Она покачала головой, глядя на человека за его спиной – мрачного, как смерть в капюшоне. Этого его доктора, кажется, даже так и звали – Deses, Смерть.
– И не нужно. Никому не стоит знать – по крайней мере, до охоты. Ты нужна мне на охоте здоровая и веселая, а не овеянная траурным флером. Зависть, но не жалость – вот твоя аура, как говорят алхимики. Справишься?
Нати кивнула.
– Этот мой доктор – он для мертвых, не для живых, он тюремный прозектор.

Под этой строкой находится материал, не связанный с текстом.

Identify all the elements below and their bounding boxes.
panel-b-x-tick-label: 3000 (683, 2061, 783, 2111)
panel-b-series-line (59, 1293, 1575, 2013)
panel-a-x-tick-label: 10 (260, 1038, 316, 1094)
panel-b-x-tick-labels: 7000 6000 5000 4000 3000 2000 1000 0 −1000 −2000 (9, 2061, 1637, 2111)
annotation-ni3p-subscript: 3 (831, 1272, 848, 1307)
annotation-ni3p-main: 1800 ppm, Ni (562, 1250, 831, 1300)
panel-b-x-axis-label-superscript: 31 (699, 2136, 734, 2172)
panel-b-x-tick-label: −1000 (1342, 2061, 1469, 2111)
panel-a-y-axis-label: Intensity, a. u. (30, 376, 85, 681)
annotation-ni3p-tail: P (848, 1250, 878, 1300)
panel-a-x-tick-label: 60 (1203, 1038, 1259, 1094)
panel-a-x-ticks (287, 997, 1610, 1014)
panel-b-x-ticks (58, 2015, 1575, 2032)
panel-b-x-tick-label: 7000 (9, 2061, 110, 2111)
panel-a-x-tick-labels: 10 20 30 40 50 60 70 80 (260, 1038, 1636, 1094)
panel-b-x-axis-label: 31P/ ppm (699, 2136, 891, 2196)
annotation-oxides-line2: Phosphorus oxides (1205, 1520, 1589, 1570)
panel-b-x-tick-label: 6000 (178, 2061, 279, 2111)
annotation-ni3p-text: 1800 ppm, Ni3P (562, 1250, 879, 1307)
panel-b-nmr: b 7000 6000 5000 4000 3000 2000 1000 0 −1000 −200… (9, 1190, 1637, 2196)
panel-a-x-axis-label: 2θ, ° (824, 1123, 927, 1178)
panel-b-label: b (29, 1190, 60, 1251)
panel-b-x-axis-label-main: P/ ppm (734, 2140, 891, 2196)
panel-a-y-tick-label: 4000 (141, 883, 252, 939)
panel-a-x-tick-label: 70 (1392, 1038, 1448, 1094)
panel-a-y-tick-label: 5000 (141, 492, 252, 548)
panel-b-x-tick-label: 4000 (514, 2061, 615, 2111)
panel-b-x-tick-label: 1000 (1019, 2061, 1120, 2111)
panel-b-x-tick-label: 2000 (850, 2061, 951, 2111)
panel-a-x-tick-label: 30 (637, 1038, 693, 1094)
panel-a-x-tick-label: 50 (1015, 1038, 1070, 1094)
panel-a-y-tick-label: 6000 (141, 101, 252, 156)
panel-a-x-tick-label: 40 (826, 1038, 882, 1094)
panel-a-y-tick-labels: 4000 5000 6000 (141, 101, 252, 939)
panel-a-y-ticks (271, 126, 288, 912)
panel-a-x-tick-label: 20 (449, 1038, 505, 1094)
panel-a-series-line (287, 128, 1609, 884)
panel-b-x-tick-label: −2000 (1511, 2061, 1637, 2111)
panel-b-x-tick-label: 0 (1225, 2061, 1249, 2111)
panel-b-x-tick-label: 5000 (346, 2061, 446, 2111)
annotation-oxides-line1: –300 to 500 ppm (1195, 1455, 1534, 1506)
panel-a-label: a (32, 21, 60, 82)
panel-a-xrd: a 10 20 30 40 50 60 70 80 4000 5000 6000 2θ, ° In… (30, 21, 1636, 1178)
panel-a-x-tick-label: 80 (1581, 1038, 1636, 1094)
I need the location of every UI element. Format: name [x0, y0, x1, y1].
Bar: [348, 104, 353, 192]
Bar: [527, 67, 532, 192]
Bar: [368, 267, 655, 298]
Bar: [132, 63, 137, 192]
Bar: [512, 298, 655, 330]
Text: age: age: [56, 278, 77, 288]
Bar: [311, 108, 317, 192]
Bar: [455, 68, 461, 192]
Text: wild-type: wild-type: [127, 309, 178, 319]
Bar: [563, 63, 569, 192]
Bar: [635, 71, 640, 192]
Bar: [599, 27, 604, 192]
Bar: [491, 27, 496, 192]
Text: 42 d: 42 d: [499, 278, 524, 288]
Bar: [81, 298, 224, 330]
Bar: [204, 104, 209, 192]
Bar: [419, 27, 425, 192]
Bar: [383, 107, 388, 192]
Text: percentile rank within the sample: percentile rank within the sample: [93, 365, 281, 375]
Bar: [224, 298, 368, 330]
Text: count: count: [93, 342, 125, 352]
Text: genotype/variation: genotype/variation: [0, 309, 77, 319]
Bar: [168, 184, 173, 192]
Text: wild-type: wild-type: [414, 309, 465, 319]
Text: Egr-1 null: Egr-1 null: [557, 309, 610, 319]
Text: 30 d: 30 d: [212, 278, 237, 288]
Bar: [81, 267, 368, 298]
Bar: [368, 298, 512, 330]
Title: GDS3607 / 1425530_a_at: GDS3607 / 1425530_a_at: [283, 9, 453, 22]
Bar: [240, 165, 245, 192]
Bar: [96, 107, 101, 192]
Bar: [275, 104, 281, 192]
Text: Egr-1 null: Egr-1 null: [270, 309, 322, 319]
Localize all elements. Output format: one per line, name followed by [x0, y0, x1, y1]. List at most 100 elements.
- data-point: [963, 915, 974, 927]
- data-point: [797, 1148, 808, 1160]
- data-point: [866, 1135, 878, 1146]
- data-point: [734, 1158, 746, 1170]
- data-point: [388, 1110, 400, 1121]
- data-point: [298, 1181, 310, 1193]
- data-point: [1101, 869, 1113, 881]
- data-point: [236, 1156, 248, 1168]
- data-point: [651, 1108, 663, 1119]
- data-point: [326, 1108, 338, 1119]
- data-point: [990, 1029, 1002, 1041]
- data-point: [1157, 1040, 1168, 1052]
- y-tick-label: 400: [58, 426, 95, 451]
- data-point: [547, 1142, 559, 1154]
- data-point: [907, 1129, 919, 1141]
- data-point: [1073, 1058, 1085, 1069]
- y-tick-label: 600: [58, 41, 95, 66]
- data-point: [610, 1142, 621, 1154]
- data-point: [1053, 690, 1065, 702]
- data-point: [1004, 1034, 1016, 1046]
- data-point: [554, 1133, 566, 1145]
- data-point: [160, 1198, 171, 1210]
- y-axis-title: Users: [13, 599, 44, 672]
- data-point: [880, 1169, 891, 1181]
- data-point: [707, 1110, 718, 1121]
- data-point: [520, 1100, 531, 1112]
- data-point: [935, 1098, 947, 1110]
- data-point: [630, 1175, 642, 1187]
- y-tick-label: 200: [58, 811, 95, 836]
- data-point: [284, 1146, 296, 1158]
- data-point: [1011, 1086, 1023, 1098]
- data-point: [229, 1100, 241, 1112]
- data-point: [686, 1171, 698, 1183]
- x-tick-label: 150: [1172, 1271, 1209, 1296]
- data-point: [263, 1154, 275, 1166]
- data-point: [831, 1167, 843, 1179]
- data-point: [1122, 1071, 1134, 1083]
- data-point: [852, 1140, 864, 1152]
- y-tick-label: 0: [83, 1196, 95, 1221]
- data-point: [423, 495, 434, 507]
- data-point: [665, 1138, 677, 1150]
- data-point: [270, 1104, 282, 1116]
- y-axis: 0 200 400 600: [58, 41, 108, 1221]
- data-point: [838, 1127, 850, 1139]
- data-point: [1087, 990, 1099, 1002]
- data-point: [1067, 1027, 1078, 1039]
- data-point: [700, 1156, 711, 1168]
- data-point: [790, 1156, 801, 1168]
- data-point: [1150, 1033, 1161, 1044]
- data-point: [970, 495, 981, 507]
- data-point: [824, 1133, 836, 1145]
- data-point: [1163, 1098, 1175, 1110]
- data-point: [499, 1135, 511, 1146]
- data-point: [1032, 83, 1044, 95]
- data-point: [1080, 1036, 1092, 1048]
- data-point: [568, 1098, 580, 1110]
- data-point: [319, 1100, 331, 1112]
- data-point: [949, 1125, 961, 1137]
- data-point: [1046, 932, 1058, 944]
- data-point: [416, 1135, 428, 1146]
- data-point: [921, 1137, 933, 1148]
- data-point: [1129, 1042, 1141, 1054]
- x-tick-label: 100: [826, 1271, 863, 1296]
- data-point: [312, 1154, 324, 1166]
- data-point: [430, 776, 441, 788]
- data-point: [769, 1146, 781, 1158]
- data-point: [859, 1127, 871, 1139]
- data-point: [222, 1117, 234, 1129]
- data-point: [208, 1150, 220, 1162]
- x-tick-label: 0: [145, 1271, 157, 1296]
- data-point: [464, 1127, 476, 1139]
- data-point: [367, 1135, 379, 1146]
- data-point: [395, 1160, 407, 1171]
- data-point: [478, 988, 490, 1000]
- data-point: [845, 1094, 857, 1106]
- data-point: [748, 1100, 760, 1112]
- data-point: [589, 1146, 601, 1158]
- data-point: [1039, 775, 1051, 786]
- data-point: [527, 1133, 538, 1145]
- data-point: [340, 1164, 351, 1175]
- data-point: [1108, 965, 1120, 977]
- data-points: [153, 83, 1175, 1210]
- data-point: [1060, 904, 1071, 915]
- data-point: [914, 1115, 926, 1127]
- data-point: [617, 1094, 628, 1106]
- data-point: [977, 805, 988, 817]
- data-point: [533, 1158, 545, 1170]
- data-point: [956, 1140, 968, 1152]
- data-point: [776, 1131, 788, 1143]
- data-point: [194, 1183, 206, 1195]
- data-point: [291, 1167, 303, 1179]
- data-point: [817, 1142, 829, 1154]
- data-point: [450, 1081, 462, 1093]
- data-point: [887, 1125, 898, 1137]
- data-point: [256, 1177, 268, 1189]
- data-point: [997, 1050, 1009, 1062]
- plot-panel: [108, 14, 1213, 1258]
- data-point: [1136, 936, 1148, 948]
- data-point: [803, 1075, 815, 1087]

Но начинал он как абортмахер.
– Вы сохранили младенца, мадам? – Смерть в капюшоне выступил вперед. – И все то, что вышло с ним вместе – уж простите за неприятные подробности…
– Все за ширмой, – бросила она коротко, – в умывальном тазу, под пеленкой.
– Спасибо.
Лекарь ушел за ширму, вернулся за подсвечником – и с ним вместе побрел за ширму опять. Силуэт его проступил на шелке, как в театре теней – как он склоняется над тазом и перебирает что-то в нем, словно жемчуга.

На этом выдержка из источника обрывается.